2003’te ilk Wimbledon şampiyonluğuyla başlayan bu yolculuk, 2022 Eylülünde sonlandı. Onun bu kadar sevilmesinin sebebi 20 grand slam kazanan ilk erkek tenisçi olması mıydı, klas vuruşları ve klas tarzı mıydı, oyun stili miydi? Tek el backhand’i miydi yoksa akıl almaz yeteneği miydi?
Bu sorunun cevabı aslında yukarıdakı pragtafta gizli. Bu oyunu o kadar güzelleştirdi ki, en büyük rakipleri Djokovic ve Nadal bile ağlamaktan bitik hale geldi. Öyle bir oyuncuydu o, en sevmeyen bile saygı duydu. Oyunun en güzel tarafıydı Federer, en güzel dokunuştu. Bir arkadaşım bana o akşam şöyle yazmıştı: “Bir gün bu oyunun ismini kullanmak yasaklansa, onun kariyerine şahit olanlar tenis yerine ‘Roger Federer’ oynayalım derdi herhalde. Adam bu oyunun kendisi oldu.” Canım Leri, ne güzel yazmışsın. Tenisin kendisiydi artık Federer. Aldığı kupa sayılarının pek de bir önemi yoktu artık. Belki bir tenisçi gelir, 40 tane grand slam alır fakat Federer hep ayrı kalır. Zira rakiplerinin bırakmaması için yalvardığı, tenisin en sevilen kişisiydi o.

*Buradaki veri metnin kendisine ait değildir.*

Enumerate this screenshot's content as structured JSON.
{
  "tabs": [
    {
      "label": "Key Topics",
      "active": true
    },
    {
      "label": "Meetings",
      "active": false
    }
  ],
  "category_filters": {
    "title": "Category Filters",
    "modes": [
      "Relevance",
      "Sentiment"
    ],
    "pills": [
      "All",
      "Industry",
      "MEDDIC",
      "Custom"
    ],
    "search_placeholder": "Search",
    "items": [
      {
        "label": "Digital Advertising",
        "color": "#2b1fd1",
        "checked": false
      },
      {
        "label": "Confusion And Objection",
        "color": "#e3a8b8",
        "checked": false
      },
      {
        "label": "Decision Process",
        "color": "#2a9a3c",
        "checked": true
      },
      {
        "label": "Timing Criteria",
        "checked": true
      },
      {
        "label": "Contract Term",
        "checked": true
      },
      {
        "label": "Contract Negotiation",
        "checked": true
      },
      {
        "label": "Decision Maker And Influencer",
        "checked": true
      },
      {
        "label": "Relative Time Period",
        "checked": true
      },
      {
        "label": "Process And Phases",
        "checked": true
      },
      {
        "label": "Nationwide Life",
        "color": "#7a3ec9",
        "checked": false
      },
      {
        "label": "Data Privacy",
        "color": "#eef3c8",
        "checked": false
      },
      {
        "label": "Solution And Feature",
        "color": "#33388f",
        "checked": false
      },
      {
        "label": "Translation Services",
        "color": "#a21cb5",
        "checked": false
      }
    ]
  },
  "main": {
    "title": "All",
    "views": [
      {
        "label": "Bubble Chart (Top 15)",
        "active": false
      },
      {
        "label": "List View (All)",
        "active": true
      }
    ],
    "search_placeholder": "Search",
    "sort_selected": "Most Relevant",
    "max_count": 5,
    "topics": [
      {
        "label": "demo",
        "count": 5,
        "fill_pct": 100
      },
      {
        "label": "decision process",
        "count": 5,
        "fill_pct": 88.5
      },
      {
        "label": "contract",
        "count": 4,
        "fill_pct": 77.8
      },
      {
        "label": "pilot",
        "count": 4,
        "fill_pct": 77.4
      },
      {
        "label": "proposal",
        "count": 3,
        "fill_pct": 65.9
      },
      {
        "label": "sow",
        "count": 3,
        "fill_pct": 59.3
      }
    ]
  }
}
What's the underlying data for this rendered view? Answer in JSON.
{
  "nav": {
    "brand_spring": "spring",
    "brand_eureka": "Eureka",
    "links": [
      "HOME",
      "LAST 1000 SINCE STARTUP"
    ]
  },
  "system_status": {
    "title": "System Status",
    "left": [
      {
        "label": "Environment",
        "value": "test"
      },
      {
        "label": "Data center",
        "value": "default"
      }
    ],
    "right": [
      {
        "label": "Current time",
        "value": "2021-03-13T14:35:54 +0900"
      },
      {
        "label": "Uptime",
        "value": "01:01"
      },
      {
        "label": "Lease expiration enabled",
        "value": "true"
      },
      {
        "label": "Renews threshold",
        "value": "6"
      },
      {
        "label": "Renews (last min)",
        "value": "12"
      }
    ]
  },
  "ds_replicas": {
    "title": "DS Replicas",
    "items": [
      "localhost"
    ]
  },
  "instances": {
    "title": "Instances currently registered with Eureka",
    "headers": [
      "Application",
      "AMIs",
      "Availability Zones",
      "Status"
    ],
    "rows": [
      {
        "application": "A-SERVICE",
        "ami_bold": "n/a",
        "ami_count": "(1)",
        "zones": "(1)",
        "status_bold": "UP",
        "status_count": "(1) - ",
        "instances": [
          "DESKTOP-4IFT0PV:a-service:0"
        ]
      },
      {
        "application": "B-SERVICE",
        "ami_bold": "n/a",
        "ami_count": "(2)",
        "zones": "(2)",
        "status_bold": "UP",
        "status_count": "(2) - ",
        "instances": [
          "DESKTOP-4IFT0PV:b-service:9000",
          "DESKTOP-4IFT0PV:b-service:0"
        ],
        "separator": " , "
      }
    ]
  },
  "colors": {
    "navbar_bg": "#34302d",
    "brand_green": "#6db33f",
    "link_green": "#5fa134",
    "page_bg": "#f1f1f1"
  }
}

İşte Şalom Spor böyle bir yerdeydi, 75 yıllık Şalom buna da şahit oldu, bunu da gördü. Tenisten bir Federer geçti, herkes onu çok ama çok sevdi, sevmeyeni yoktu, bir daha böylesi de gelmeyecek, Federer efsanesi burada bitti, iyi ki vardın, iyi ki varsın. Güle güle çocukluğum, güle güle wimbledondaki beyaz kuğu, güle güle dünyanın en iyi tenisçisi.
Son kez, LET’S GO ROGER LET’S GO!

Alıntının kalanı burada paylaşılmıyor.